I don't use an open source fork of Android daily and from what I can tell the best option that exists today.
The only hardware that I know will continue to be open enough for this to be viable in the future is Fairphone. I hope there are others. I would definitely would NOT trust Google Pixel to remain open for the foreseeable future.
Personally, I'm trying to get out of the habit of using my phone anyway, so I might as well have laptop or desktop hardware that can fulfill my needs.
[+] [-] sudo_and_pray|4 months ago|reply
Problem will be with banking apps and such, well you can get an used iphone and in lockdown mode it should be fine even if it reaches EoL.
[+] [-] greatgib|4 months ago|reply
[+] [-] lenerdenator|4 months ago|reply
If it's not copyleft, it's not free. Also, it's more than just a legal classification of IP law, it's an ethos. I don't care how "free" your underlying OS is, if most of the userland is proprietary and the only way to really effectively use the software on consumer hardware is to use a megacorp's implementation of it and to bow to their whims, it might as well be Microsoft Windows.
This is why I always thought Android never really was Linux.

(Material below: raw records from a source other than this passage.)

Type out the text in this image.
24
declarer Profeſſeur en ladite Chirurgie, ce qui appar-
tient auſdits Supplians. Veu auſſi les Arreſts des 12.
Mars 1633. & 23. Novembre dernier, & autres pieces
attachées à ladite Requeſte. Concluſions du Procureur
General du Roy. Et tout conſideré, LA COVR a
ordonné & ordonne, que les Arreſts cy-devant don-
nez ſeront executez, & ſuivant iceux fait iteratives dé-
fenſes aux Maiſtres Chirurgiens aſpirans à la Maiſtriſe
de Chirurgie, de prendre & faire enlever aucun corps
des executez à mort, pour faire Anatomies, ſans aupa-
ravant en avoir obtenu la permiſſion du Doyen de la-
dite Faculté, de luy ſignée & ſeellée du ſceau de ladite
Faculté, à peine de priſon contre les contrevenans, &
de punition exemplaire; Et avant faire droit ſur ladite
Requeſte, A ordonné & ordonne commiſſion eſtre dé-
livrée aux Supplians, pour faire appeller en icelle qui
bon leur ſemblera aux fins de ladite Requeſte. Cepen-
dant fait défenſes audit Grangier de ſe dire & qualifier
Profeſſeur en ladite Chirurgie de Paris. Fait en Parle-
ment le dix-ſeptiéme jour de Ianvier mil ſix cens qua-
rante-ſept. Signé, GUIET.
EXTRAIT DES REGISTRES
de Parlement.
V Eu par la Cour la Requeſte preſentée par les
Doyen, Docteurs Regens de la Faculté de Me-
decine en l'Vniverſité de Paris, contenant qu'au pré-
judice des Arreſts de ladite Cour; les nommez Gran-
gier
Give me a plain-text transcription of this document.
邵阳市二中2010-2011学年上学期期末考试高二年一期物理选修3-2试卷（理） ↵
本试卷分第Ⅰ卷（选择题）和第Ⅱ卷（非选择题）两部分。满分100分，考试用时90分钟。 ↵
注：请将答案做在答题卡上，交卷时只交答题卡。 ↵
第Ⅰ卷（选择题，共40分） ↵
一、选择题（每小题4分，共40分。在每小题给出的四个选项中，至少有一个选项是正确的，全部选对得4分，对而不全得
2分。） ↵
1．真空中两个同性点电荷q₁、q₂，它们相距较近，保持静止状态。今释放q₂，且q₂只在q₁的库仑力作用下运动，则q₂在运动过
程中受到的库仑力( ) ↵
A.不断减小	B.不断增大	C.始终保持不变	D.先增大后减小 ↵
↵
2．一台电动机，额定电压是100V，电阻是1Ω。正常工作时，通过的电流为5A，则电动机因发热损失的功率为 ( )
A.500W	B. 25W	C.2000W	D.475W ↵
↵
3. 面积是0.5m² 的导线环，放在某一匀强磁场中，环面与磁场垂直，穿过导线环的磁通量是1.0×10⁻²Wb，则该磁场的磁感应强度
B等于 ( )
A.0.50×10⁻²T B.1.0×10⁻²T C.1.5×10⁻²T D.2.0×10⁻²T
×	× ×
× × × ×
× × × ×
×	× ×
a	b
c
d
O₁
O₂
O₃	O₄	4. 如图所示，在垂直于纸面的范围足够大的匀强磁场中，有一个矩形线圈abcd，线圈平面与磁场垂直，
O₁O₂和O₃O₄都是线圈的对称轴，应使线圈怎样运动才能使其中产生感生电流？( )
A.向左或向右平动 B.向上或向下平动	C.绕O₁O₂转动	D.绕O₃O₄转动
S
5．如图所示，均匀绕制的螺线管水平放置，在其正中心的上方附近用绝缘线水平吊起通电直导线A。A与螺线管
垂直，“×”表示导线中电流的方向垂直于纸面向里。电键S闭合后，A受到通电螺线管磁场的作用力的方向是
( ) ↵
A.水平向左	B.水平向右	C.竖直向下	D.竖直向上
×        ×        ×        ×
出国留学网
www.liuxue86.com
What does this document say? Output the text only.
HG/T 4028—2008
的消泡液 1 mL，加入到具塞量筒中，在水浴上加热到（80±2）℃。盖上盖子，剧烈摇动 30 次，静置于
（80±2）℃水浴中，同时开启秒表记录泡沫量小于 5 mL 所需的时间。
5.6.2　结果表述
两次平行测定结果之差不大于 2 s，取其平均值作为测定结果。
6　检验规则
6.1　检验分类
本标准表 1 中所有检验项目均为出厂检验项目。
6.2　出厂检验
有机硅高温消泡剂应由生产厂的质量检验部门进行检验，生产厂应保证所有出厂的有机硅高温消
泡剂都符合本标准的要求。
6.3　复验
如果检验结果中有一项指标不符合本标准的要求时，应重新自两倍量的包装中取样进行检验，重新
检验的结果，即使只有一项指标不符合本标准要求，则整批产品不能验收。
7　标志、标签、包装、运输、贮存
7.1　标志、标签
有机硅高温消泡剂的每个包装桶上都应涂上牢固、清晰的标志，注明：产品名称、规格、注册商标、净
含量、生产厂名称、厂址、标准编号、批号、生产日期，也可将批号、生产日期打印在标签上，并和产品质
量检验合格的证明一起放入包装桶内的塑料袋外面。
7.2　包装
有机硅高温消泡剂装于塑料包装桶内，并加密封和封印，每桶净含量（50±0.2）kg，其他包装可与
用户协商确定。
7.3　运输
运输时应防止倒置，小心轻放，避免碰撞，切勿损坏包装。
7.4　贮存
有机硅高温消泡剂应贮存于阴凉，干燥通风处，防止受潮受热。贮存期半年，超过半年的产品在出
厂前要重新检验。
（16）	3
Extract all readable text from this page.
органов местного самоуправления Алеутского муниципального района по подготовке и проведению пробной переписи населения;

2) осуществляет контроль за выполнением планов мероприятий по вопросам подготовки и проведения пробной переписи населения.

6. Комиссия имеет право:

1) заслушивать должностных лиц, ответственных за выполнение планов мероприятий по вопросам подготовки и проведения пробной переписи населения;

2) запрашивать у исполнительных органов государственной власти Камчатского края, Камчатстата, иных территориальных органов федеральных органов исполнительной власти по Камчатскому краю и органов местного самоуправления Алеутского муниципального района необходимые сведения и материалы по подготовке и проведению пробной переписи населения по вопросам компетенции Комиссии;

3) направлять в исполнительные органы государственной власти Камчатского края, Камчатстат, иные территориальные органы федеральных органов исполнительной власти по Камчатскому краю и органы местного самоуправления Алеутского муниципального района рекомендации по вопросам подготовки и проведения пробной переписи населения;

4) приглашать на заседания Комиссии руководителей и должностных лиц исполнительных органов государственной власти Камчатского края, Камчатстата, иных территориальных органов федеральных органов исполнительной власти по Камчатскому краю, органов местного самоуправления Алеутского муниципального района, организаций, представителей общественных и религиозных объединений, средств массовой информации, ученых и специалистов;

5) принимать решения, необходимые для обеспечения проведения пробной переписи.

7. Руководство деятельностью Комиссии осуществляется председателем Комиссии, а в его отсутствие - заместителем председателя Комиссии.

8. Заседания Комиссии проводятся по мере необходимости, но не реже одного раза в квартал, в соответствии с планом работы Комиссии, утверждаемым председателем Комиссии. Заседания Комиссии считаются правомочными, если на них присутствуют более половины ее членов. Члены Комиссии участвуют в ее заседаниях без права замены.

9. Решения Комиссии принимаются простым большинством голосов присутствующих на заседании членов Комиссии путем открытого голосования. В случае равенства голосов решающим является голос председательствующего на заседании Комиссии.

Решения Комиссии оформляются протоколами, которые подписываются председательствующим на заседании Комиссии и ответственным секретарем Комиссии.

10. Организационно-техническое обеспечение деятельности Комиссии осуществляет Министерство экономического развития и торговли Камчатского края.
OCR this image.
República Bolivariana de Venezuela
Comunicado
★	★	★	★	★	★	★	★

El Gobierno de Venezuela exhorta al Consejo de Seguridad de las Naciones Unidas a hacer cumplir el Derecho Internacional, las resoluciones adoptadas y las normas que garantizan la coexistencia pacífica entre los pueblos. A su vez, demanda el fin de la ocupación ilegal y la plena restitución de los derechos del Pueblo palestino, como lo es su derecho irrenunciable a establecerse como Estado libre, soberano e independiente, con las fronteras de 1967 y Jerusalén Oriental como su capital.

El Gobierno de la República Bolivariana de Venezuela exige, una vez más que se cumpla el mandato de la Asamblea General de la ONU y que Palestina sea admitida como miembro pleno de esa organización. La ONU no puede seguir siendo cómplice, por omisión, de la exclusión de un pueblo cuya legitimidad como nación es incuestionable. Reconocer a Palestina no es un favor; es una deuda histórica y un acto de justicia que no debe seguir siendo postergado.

Sure, it has a Linux kernel, but that kernel just exists to run a bunch of software in a way that you have no real control over.
[+] [-] gclawes|4 months ago|reply
This is how the surveillance blob will get around the huge backlash to Apple's mandatory on-device child abuse scanning, close off any avenues to escape it before re-introducing mandatory on-device spying.
[+] [-] rclkrtrzckr|5 months ago|reply
Yeah, check for all the fake sora apps in the play store.
[+] [-] freefaler|4 months ago|reply
However, I don't think they haven't measured the number of users installing apps outside of the Play store. May be they just don't care about the small % of total users who are a large % here on HN.
This is a part of a bigger trend, Cory Doctorow spoke about 13 years ago in his "The coming war on general computing": https://www.youtube.com/watch?v=HUEvRyemKSg
And this will creep out to the major desktop systems too, Apple is doing it with their stupid "non-verified app" and Windows looks more likely to do so with their "need Microsoft account to login" to windows.
[+] [-] casenmgreen|4 months ago|reply
Google have over-reached.
It is unacceptable to software developers to be unable to install software on their own phones, and this will lead to a successor to Android.
It will take time, but it will now happen.
[+] [-] miclill|4 months ago|reply
[+] [-] glenstein|4 months ago|reply
And then they could offer apps, which (again I don't want this, just asking), could also be distributed if verified. F-Droid would have to be verified and would only be able to distribute apps from developers that are also verified.
And so conceivably you could still install apps from outside the Play store if they're verified. Unless the Play store is administering verification.
I'm not saying that would work, in fact, I think in practice it wouldn't. I'm just trying to play out what that would look like to understand the specifics of how F-Droid is being effectively dismantled. But I'm all ears if someone has a different interpretation about how F-Droid lives through this. It would seem that it would only survive on degoogled phones.
[+] [-] seanw444|4 months ago|reply
I don't know why I don't do that now, honestly. Sounds pretty interesting.
[+] [-] blastersyndrome|4 months ago|reply
In my eyes, Google is violating my rights because I did not agree to them stopping independent installation. I view them pushing this update as criminal vandalism.
[+] [-] hollow-moe|5 months ago|reply
[+] [-] Escapade5160|4 months ago|reply
[+] [-] a456463|4 months ago|reply
Let's call it what it is. Attack on what ownership of our stuff means.